RAG: Retrieval-Augmented Generation

TL;DR - A normal LLM only knows its training data. RAG (Retrieval-Augmented Generation) fetches the relevant parts of your documents and puts them in the prompt - so the AI answers from your knowledge, with citations. It's an open-book exam.

Why it matters

RAG is what makes AI genuinely useful for organization-specific knowledge: internal help desks, "ask our docs", product Q&A. It's current, private, and citable - without retraining a model.

How it works (4 steps)

1. Prepare  - split your docs into chunks; store them in a search index
              (often a "vector database" that searches by meaning, not keywords).
2. Retrieve - for a question, find the few most relevant chunks.
3. Augment  - paste those chunks into the prompt as context.
4. Generate - the model answers using them, and can cite which chunk it used.

Worked example

Question: "What's our refund window?"

RAG retrieves the policy chunk ("refunds within 30 days...") -> the model answers from your real policy, not a guess, and can point to the source.

Steal this - keep RAG honest

System instruction: "Answer ONLY from the provided context.
If the answer isn't there, say you don't know. Cite the source."
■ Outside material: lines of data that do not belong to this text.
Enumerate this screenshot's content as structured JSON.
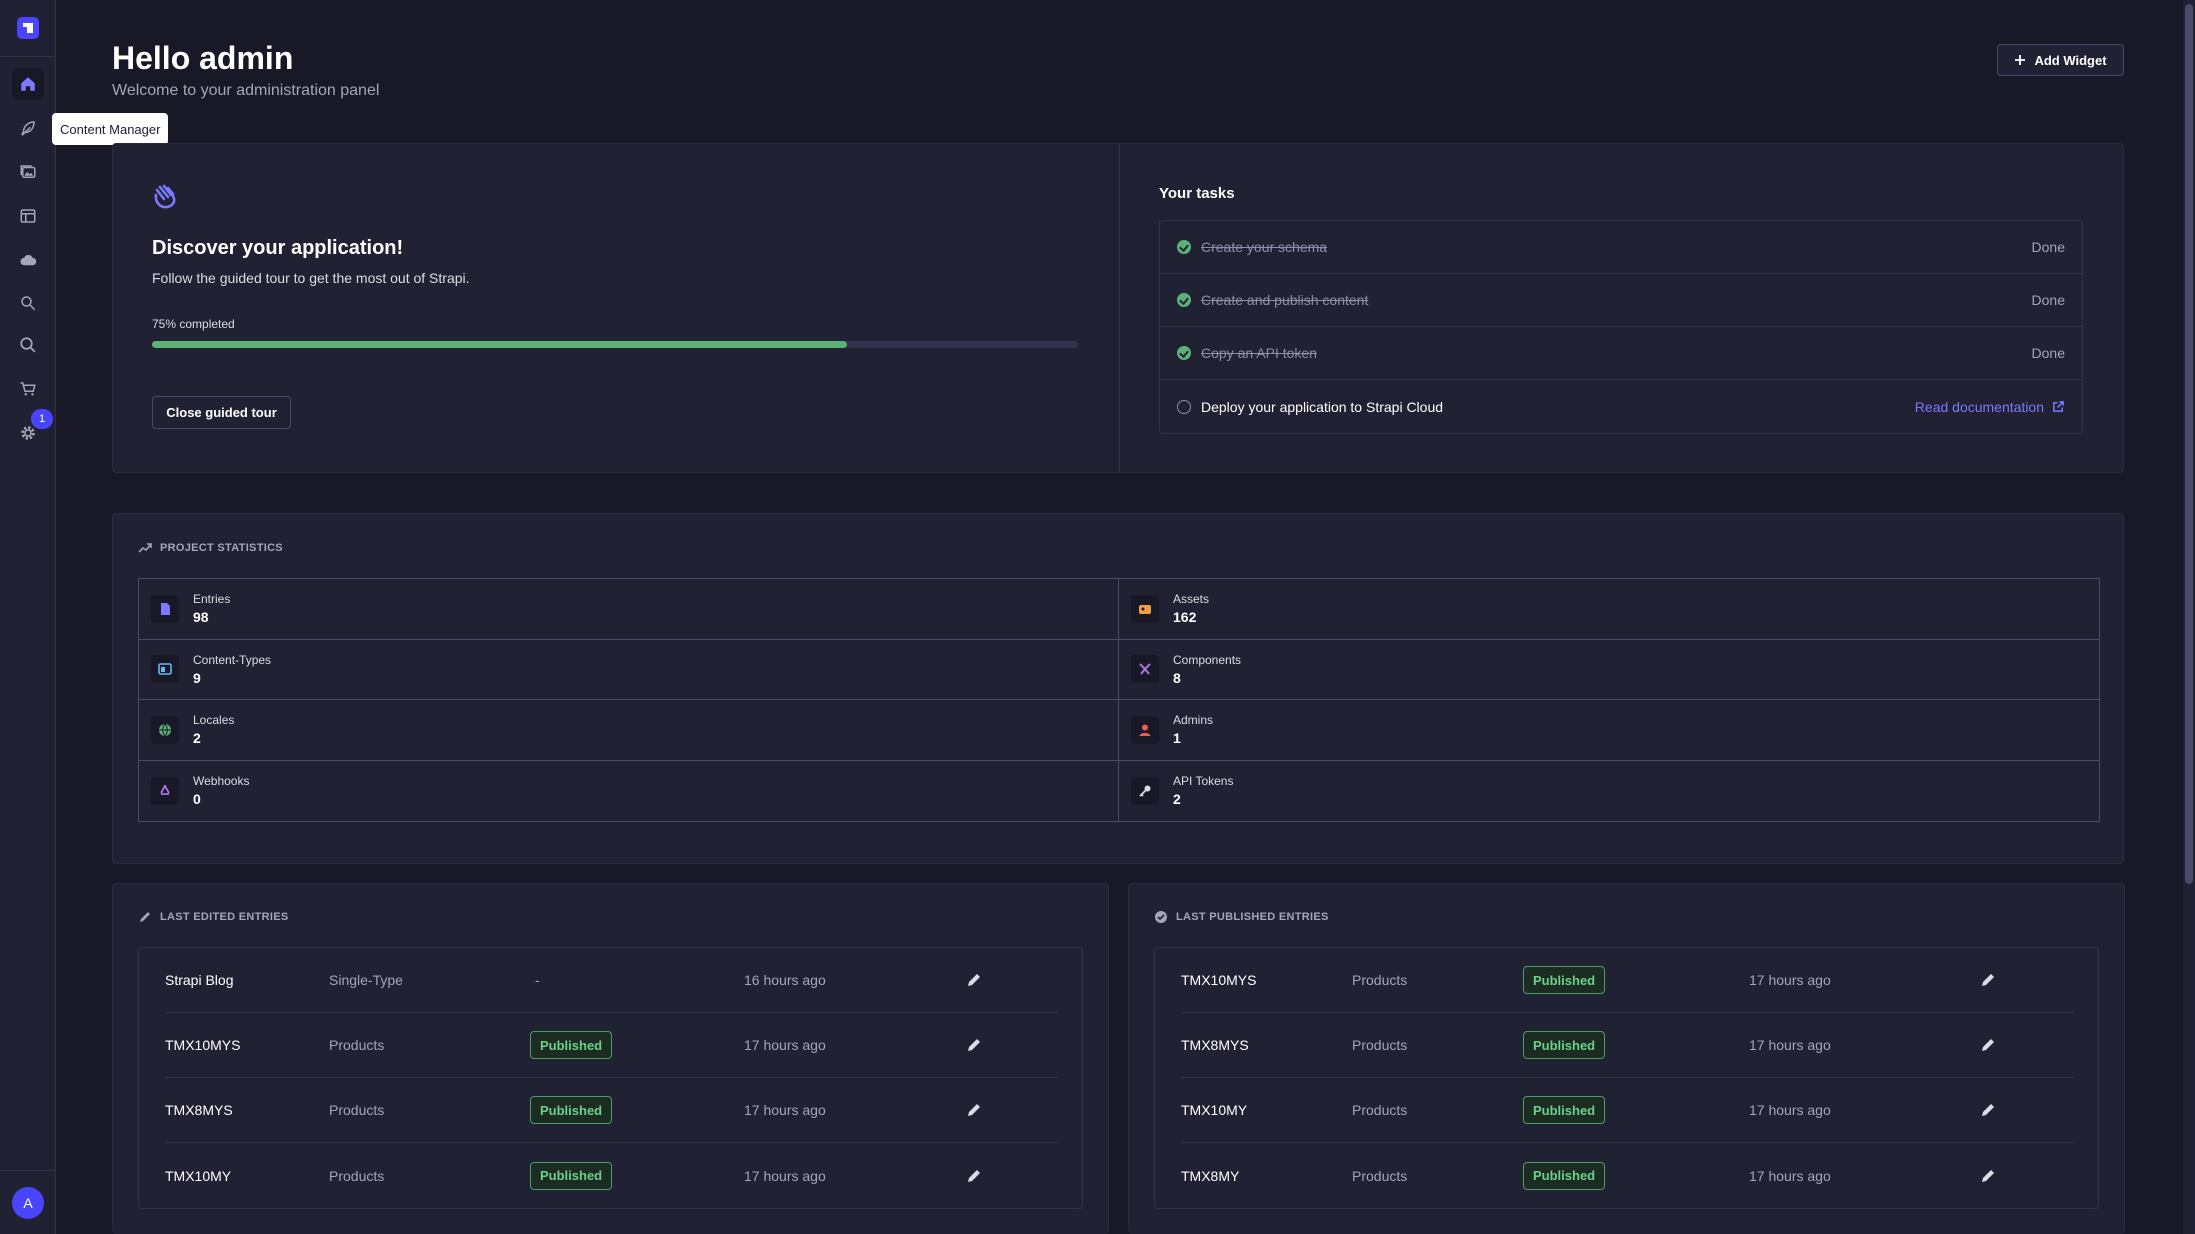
{
  "sidebar": {
    "tooltip": "Content Manager",
    "settings_badge": "1",
    "avatar_initial": "A"
  },
  "header": {
    "title": "Hello admin",
    "subtitle": "Welcome to your administration panel",
    "add_widget_label": "Add Widget"
  },
  "tour": {
    "title": "Discover your application!",
    "description": "Follow the guided tour to get the most out of Strapi.",
    "progress_label": "75% completed",
    "progress_percent": 75,
    "close_label": "Close guided tour"
  },
  "tasks": {
    "title": "Your tasks",
    "items": [
      {
        "label": "Create your schema",
        "status": "Done"
      },
      {
        "label": "Create and publish content",
        "status": "Done"
      },
      {
        "label": "Copy an API token",
        "status": "Done"
      },
      {
        "label": "Deploy your application to Strapi Cloud",
        "link": "Read documentation"
      }
    ]
  },
  "stats": {
    "title": "PROJECT STATISTICS",
    "items": [
      {
        "label": "Entries",
        "value": "98",
        "icon": "entries-icon",
        "color": "#7b79ff"
      },
      {
        "label": "Assets",
        "value": "162",
        "icon": "assets-icon",
        "color": "#f29d41"
      },
      {
        "label": "Content-Types",
        "value": "9",
        "icon": "content-types-icon",
        "color": "#66b7f1"
      },
      {
        "label": "Components",
        "value": "8",
        "icon": "components-icon",
        "color": "#ac73e6"
      },
      {
        "label": "Locales",
        "value": "2",
        "icon": "globe-icon",
        "color": "#5cb176"
      },
      {
        "label": "Admins",
        "value": "1",
        "icon": "user-icon",
        "color": "#ee5e52"
      },
      {
        "label": "Webhooks",
        "value": "0",
        "icon": "webhooks-icon",
        "color": "#ac73e6"
      },
      {
        "label": "API Tokens",
        "value": "2",
        "icon": "key-icon",
        "color": "#dcdce4"
      }
    ]
  },
  "last_edited": {
    "title": "LAST EDITED ENTRIES",
    "rows": [
      {
        "title": "Strapi Blog",
        "type": "Single-Type",
        "status": "-",
        "time": "16 hours ago"
      },
      {
        "title": "TMX10MYS",
        "type": "Products",
        "status": "Published",
        "time": "17 hours ago"
      },
      {
        "title": "TMX8MYS",
        "type": "Products",
        "status": "Published",
        "time": "17 hours ago"
      },
      {
        "title": "TMX10MY",
        "type": "Products",
        "status": "Published",
        "time": "17 hours ago"
      }
    ]
  },
  "last_published": {
    "title": "LAST PUBLISHED ENTRIES",
    "rows": [
      {
        "title": "TMX10MYS",
        "type": "Products",
        "status": "Published",
        "time": "17 hours ago"
      },
      {
        "title": "TMX8MYS",
        "type": "Products",
        "status": "Published",
        "time": "17 hours ago"
      },
      {
        "title": "TMX10MY",
        "type": "Products",
        "status": "Published",
        "time": "17 hours ago"
      },
      {
        "title": "TMX8MY",
        "type": "Products",
        "status": "Published",
        "time": "17 hours ago"
      }
    ]
  },
  "colors": {
    "accent": "#4945ff",
    "success": "#5cb176",
    "link": "#7b79ff",
    "background": "#181826",
    "surface": "#212134"
  }
}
Common mistakes (and the fix)

Garbage retrieval -> garbage answer. Fix: good chunking + the right index matter more than the model.
No grounding instruction. Fix: force "answer only from context".
Reaching for fine-tuning for a knowledge problem. Fix: RAG is cheaper and updatable for "answer from our docs".

Good to know

You don't have to code it: NotebookLM is RAG you can use today (upload docs, ask grounded questions), and Custom GPTs / Claude Projects let you attach files for the same effect. Builders use vector DBs (Pinecone, pgvector) + frameworks (LangChain, LlamaIndex).